Contohnya pada karya sastra klasik "Makura-no-soushi" karya Seisho Nagon. Ada juga cerita "Genji Monogatari", yang ditulis oleh Murasaki Shikibu.
Semerbak bau bunga ume bertebaran saat angin berembus pada bunga, merupakan lambang kemuliaan. Kemudian kekuatan dan energi kehidupan dipancarkan oleh ume untuk berbunga saat awal musim semi yang masih dingin, melambangkan juga umur panjang.
Di samping mengantarkan musim semi, sejak zaman dahulu sampai sekarang pun, bunga ume bisa menjadi inspirasi untuk membuat karya sastra seperti puisi.

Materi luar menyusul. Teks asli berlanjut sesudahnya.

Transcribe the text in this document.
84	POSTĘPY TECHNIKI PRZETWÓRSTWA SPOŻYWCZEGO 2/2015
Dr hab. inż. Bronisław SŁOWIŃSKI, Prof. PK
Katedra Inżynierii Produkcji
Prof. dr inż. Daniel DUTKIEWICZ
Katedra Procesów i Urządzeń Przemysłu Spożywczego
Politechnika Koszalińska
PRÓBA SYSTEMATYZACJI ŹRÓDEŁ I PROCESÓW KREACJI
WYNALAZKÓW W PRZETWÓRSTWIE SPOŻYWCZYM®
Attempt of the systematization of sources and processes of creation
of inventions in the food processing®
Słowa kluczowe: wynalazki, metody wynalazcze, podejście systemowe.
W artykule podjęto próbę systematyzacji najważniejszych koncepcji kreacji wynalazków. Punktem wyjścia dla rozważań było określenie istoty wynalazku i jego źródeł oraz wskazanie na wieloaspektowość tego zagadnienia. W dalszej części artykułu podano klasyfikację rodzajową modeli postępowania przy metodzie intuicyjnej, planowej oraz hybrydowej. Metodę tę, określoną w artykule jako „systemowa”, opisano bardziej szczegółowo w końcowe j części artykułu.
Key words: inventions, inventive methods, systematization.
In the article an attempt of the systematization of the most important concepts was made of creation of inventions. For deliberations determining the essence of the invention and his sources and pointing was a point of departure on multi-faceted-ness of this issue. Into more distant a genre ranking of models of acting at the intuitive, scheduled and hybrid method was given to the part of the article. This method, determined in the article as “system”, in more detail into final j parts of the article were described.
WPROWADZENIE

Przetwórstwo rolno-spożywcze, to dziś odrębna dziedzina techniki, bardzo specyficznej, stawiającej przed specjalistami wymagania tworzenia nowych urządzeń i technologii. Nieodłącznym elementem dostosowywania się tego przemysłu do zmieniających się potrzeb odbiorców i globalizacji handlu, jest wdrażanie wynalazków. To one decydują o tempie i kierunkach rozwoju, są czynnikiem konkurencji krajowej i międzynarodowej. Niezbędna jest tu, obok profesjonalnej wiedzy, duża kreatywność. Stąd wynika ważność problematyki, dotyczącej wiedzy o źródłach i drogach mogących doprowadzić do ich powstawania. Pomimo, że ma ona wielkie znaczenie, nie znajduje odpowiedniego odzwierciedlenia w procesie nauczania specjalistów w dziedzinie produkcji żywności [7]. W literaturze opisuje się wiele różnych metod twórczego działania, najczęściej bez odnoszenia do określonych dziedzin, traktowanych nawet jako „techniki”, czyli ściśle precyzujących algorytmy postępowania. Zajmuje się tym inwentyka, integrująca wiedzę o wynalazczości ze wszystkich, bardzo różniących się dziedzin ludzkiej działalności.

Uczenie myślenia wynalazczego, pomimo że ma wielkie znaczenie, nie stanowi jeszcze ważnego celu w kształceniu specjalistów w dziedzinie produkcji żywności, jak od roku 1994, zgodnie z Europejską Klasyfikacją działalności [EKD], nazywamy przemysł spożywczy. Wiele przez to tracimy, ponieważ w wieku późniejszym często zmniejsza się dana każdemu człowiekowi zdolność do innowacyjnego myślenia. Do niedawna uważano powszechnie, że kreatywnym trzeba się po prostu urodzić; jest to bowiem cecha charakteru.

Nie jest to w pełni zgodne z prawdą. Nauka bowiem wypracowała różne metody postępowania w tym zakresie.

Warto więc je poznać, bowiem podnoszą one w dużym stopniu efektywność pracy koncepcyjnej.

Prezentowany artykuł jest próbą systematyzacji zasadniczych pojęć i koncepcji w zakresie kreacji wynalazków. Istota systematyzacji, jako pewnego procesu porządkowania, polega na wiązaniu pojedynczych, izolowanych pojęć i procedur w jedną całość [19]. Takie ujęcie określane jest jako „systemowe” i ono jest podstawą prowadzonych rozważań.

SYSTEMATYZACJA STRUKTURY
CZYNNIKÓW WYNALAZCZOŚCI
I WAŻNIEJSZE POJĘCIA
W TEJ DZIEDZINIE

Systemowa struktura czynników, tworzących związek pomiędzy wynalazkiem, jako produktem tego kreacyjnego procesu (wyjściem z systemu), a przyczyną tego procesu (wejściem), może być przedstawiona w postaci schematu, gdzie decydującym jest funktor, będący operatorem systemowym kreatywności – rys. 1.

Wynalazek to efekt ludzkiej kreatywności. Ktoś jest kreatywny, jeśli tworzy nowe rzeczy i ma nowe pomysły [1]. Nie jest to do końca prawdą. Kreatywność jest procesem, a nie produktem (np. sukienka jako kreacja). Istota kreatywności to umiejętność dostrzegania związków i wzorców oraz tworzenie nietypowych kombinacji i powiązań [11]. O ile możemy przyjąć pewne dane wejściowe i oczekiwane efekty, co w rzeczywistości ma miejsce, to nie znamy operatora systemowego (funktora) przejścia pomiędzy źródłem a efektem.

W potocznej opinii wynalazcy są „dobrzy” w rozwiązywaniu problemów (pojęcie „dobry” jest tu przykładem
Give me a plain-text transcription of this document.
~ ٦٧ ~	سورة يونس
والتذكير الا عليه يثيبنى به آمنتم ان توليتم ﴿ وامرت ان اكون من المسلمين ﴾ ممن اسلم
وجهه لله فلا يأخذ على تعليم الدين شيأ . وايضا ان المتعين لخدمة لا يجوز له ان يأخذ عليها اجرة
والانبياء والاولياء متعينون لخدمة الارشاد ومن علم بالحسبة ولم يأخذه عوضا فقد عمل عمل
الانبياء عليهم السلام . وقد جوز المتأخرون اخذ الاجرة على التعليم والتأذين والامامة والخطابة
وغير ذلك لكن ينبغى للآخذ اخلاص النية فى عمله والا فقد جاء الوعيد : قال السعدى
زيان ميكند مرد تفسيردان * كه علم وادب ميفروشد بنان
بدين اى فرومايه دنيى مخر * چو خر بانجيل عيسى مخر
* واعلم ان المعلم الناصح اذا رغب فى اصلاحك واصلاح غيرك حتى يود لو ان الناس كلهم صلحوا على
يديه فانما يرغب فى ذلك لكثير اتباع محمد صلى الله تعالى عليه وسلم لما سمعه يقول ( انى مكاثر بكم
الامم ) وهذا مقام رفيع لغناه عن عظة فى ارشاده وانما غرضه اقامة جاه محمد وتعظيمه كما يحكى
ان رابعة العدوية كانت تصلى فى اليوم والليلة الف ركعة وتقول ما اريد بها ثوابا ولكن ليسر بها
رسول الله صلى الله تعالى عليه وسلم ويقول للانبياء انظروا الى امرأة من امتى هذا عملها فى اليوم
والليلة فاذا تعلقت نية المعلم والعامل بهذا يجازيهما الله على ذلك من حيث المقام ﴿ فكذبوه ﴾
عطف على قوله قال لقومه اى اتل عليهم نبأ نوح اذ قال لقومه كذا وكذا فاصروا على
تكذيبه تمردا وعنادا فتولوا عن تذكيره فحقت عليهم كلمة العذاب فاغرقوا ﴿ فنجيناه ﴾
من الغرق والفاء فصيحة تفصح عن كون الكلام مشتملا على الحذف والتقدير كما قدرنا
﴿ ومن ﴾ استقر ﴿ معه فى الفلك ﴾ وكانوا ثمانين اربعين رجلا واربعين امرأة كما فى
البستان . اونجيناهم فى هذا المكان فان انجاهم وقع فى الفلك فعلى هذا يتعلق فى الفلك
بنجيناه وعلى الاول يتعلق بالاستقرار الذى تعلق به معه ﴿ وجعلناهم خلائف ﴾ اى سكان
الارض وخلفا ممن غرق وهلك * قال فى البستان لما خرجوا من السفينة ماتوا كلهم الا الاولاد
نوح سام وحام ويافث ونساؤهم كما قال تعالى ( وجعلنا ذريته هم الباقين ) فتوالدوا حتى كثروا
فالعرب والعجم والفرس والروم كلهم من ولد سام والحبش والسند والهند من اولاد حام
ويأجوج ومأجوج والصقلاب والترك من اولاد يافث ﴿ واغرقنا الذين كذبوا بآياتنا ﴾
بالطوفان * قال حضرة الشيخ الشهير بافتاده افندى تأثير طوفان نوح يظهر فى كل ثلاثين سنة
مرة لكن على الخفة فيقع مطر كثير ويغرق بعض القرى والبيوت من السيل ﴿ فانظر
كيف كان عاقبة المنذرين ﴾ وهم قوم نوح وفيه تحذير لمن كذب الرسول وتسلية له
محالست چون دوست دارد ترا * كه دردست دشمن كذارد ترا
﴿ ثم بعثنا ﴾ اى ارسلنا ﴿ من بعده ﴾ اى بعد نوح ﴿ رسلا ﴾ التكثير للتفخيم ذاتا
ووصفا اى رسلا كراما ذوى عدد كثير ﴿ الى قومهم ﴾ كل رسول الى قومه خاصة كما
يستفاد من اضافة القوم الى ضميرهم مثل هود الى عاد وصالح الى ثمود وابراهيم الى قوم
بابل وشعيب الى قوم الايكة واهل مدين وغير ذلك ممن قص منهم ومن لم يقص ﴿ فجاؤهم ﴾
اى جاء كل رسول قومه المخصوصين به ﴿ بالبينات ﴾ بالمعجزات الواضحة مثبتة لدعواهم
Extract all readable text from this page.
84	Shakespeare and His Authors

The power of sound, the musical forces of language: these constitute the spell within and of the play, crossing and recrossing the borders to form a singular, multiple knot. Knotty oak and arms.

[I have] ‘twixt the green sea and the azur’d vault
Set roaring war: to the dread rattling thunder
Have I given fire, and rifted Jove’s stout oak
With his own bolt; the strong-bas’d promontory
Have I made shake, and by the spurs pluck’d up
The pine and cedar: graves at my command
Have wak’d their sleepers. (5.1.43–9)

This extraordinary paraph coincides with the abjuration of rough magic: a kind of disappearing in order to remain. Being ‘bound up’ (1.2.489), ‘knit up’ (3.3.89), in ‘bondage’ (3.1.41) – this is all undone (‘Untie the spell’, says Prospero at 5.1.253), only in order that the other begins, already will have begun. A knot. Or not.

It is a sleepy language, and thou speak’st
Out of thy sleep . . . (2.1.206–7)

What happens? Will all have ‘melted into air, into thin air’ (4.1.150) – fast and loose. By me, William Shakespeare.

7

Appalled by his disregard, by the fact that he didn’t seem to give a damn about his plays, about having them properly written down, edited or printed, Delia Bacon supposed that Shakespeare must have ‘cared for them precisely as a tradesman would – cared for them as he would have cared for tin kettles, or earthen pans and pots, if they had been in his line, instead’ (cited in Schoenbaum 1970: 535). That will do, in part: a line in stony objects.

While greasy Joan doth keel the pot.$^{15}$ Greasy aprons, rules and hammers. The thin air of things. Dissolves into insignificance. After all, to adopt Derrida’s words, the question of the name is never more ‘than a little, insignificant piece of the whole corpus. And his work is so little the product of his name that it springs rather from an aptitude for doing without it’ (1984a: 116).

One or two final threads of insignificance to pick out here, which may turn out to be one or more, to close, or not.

Kita semua tahu bahwa Jepang merupakan salah satu negara maju di dunia. Namun kita juga tahu bahwa orang Jepang memegang tradisi lama, dan masih melakukannya saat ini, bahkan melestarikan budaya mereka secara turun-temurun.
Budaya dan seni merupakan dua hal yang berhubungan erat. Seni, tentu membuat orang menjadi lebih fleksibel. Dengan menjaga tradisi dan budaya, secara tidak langsung menjadikan orang suka akan seni. Dengan kesukaan orang Jepang terhadap seni, maka ini bisa menjelaskan bahwa orang Jepang sebenarnya tidak "kaku" seperti terlihat dari luarnya saja.
Untuk memberikan satu contoh bahwa orang Jepang gemar seni terutama sastra, pada edisi hari Sabtu koran Nikkei, ada satu halaman penuh yang menampung puisi hasil karya pembaca.
Orang dari seluruh pelosok Jepang mengirimkan puisinya untuk diseleksi, kemudian dimuat. Saat awal musim semi seperti sekarang ini, saya bisa dengan mudah menemukan satu atau dua puisi yang mengambil ume sebagai tema.